Written by: Samantha Partington
Long-term mortgage security has never looked so tempting - but are you ready to commit?
Decade-long mortgage rates at record lows

Competition among mortgage lenders has fuelled the rise of ten-year fixed rate deals and driven down interest rates to a record low.

The average interest rate for a ten-year fixed rate mortgage now stands at 2.76 per cent, a fall of 0.32 per cent year-on-year from 3.08 per cent in November 2018, according to data from Moneyfacts.

The number of mortgage lenders offering decade-long fixed deals has reached 17, up from 13 more than a year ago and nine more than two years ago.

And there are now 158 deals for borrowers looking for long-term certainty to choose from compared to 101 in May 2018.

However, 108 products are only available on loan to values (LTV) of up to 75 per cent, while only two products are available at a maximum 95 per cent LTV.

Two-year and five-year markets saturated

Darren Cook, spokesman at Moneyfacts, said: “During a period of economic uncertainty, borrowers may be considering alternative ways to shield themselves against interest rate fluctuations and assure some stability in household expenses for the longer-term.

“A ten-year fixed rate mortgage is a large commitment, so potential borrowers need to feel confident that their circumstances are unlikely to change in the foreseeable future to benefit from the longer-term certainty that this product provides.”

Cook said the two and five-year fixed rate markets appeared to be nearing saturation, causing providers to look for new ways to attract mortgage business.

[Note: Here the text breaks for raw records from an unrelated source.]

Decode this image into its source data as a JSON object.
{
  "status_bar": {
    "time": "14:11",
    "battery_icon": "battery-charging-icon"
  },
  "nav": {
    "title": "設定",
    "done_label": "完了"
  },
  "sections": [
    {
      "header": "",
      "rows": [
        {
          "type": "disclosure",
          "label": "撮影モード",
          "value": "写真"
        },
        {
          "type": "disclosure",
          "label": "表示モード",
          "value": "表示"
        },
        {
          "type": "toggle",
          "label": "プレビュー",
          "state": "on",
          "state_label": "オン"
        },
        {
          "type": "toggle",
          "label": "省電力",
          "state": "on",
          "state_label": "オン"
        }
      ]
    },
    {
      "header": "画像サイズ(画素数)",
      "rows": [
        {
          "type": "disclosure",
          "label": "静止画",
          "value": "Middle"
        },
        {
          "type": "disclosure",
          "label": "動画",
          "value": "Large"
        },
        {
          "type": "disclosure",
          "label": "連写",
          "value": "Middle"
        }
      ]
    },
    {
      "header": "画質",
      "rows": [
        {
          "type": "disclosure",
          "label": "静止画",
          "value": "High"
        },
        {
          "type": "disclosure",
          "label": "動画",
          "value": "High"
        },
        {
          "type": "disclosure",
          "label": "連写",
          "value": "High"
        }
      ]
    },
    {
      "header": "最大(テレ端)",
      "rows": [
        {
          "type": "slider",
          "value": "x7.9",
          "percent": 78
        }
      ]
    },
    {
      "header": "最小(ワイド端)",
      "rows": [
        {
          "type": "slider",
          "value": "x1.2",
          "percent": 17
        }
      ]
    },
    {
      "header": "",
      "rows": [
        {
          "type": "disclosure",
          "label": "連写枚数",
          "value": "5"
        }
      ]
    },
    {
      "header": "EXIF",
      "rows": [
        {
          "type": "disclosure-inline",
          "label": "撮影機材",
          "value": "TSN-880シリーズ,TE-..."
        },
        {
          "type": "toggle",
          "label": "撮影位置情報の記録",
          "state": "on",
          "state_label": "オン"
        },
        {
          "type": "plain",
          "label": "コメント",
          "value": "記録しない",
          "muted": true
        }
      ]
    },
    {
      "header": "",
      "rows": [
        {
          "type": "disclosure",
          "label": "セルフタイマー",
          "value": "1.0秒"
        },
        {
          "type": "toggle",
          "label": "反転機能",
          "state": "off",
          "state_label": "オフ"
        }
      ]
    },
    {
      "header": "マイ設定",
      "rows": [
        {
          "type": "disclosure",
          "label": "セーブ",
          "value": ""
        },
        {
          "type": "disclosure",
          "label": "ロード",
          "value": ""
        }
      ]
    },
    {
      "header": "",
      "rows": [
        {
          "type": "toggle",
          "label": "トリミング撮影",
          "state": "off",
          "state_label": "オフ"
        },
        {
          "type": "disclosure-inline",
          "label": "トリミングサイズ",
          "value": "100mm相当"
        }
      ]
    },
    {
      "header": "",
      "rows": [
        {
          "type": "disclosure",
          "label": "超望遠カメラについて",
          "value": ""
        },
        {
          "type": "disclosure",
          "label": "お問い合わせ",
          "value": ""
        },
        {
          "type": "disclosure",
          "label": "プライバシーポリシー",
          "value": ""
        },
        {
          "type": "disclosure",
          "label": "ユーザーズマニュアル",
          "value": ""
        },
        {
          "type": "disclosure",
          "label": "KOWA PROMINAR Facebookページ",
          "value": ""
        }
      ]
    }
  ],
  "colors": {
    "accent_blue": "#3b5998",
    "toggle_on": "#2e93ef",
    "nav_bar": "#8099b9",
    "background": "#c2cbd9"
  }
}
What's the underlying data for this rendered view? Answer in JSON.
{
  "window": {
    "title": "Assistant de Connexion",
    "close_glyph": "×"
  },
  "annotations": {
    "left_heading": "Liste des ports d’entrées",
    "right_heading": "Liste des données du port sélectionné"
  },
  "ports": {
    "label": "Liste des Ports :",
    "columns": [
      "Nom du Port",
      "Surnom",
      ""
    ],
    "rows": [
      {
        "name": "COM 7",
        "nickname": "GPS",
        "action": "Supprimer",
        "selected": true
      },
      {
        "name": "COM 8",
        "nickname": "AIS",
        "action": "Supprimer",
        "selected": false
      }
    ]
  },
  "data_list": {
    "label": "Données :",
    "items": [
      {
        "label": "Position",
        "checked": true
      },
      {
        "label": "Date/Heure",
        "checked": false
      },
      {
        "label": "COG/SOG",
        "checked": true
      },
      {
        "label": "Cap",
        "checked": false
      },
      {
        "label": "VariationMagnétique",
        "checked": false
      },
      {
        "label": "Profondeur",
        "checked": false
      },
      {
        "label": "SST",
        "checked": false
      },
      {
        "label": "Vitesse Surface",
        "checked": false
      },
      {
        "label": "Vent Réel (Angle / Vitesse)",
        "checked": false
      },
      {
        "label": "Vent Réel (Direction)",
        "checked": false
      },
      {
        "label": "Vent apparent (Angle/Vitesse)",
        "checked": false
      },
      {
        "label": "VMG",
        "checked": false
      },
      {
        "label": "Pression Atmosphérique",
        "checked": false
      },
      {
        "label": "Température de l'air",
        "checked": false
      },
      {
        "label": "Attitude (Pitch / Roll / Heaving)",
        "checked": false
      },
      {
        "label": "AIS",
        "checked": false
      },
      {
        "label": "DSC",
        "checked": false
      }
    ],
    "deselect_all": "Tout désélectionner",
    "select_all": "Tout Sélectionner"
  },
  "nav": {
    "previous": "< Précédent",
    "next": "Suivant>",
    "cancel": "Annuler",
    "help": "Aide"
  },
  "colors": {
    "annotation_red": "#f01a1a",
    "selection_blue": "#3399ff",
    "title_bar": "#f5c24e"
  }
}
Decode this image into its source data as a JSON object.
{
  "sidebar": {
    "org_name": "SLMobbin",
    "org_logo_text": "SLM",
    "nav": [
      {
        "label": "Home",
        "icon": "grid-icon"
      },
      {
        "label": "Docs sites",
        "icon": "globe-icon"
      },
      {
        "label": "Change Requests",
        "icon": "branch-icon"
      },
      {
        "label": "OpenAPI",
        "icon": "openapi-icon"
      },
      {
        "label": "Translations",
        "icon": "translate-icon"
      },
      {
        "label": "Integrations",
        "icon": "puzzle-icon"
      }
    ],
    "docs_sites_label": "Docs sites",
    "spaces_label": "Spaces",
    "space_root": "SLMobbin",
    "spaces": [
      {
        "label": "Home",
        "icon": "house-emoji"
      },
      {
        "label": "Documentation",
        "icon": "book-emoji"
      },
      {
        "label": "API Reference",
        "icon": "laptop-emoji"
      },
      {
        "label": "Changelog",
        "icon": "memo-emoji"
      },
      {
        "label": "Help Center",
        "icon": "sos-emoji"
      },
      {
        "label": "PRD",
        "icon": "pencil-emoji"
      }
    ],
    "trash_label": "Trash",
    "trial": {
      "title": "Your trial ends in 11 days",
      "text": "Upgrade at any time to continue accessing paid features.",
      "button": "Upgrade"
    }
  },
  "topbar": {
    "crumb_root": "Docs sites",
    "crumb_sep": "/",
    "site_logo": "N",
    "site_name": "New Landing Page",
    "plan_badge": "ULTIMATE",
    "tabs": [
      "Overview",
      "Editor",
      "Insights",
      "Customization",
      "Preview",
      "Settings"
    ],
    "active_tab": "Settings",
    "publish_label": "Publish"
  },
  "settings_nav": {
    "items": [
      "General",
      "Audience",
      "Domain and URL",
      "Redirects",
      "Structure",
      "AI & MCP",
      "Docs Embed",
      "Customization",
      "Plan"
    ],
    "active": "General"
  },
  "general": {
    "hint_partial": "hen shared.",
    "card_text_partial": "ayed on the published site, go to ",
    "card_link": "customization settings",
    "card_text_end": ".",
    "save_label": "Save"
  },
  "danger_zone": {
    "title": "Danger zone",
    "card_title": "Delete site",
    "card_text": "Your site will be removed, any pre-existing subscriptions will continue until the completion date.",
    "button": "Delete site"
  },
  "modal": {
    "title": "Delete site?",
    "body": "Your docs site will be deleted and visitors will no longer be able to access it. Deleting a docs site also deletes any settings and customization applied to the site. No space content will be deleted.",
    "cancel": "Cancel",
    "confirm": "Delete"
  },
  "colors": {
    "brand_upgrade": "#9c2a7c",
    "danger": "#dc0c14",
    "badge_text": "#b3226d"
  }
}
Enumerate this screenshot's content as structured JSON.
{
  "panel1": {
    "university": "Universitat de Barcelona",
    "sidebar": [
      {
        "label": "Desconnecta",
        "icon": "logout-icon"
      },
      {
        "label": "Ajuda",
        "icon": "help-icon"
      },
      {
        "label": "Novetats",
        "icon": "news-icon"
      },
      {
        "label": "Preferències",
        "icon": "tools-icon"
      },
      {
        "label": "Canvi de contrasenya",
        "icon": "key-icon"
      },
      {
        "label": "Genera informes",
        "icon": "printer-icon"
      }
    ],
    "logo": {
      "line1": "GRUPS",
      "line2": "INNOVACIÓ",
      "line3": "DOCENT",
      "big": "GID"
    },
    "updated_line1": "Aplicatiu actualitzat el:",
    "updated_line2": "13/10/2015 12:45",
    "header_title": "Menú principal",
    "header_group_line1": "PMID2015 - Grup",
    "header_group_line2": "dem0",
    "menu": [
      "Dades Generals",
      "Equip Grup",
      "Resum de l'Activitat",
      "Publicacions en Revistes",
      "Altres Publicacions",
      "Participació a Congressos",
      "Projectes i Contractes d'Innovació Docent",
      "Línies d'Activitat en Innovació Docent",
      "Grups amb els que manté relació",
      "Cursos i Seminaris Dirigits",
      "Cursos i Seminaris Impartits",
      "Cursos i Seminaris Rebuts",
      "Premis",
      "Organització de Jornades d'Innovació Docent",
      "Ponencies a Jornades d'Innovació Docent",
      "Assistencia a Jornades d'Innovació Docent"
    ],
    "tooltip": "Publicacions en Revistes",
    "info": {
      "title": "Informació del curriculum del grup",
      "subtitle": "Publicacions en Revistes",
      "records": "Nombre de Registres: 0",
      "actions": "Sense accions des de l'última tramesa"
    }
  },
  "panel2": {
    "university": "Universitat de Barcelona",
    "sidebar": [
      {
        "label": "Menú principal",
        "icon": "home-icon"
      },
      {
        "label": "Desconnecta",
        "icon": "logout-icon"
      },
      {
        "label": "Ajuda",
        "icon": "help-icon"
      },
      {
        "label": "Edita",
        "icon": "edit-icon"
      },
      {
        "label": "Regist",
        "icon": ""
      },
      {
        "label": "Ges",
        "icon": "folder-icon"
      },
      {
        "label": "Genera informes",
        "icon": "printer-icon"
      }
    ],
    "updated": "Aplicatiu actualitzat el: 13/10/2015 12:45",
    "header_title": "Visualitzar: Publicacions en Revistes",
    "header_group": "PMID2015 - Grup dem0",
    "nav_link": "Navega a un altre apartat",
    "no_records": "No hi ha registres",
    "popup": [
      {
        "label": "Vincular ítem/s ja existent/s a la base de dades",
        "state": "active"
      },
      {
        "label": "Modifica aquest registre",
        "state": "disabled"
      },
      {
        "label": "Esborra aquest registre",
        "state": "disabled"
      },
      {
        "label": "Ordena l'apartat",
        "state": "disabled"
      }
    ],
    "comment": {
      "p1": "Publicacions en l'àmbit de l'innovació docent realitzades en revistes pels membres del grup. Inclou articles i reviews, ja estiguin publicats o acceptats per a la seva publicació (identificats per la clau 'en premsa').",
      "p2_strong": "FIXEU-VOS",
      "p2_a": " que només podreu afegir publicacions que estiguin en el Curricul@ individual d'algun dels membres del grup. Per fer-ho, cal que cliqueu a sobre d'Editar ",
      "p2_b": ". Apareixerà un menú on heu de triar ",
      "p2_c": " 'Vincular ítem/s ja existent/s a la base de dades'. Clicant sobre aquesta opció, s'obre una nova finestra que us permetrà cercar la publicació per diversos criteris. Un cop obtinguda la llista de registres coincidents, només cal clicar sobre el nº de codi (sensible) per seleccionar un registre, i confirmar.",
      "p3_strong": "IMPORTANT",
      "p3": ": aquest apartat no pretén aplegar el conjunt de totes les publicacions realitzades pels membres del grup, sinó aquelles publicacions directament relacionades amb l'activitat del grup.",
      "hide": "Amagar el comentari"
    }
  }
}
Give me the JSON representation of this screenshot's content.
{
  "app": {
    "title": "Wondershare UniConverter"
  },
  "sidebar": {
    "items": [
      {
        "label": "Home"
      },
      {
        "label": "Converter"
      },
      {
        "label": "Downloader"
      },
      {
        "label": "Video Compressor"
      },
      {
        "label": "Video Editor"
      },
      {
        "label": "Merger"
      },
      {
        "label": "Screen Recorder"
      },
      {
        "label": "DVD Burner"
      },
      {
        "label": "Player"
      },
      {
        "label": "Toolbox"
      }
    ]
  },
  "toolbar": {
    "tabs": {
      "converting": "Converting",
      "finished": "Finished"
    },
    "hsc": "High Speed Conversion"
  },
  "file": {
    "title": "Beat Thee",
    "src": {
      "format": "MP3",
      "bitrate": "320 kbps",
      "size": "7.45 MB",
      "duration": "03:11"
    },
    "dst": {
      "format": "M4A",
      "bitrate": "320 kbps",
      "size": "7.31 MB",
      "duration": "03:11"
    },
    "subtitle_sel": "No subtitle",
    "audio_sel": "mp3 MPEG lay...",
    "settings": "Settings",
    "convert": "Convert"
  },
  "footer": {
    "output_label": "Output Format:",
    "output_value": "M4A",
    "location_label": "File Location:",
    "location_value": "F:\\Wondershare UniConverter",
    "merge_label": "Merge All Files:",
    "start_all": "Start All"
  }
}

He added: “It appears that the ten-year fixed rate market may be geared towards the remortgage and second-time buyer market, as first-time buyers who step onto the housing ladder at 95 per cent LTV are likely to want to remortgage down a LTV tier or two to get better rates as soon as they are able, and a ten-year stretch may well be far too long.

“As with any mortgage, it is important that borrowers weigh up the overall true cost of any deal and make every attempt to overpay their mortgage to reduce the amount they owe – especially if they lock into a low rate.”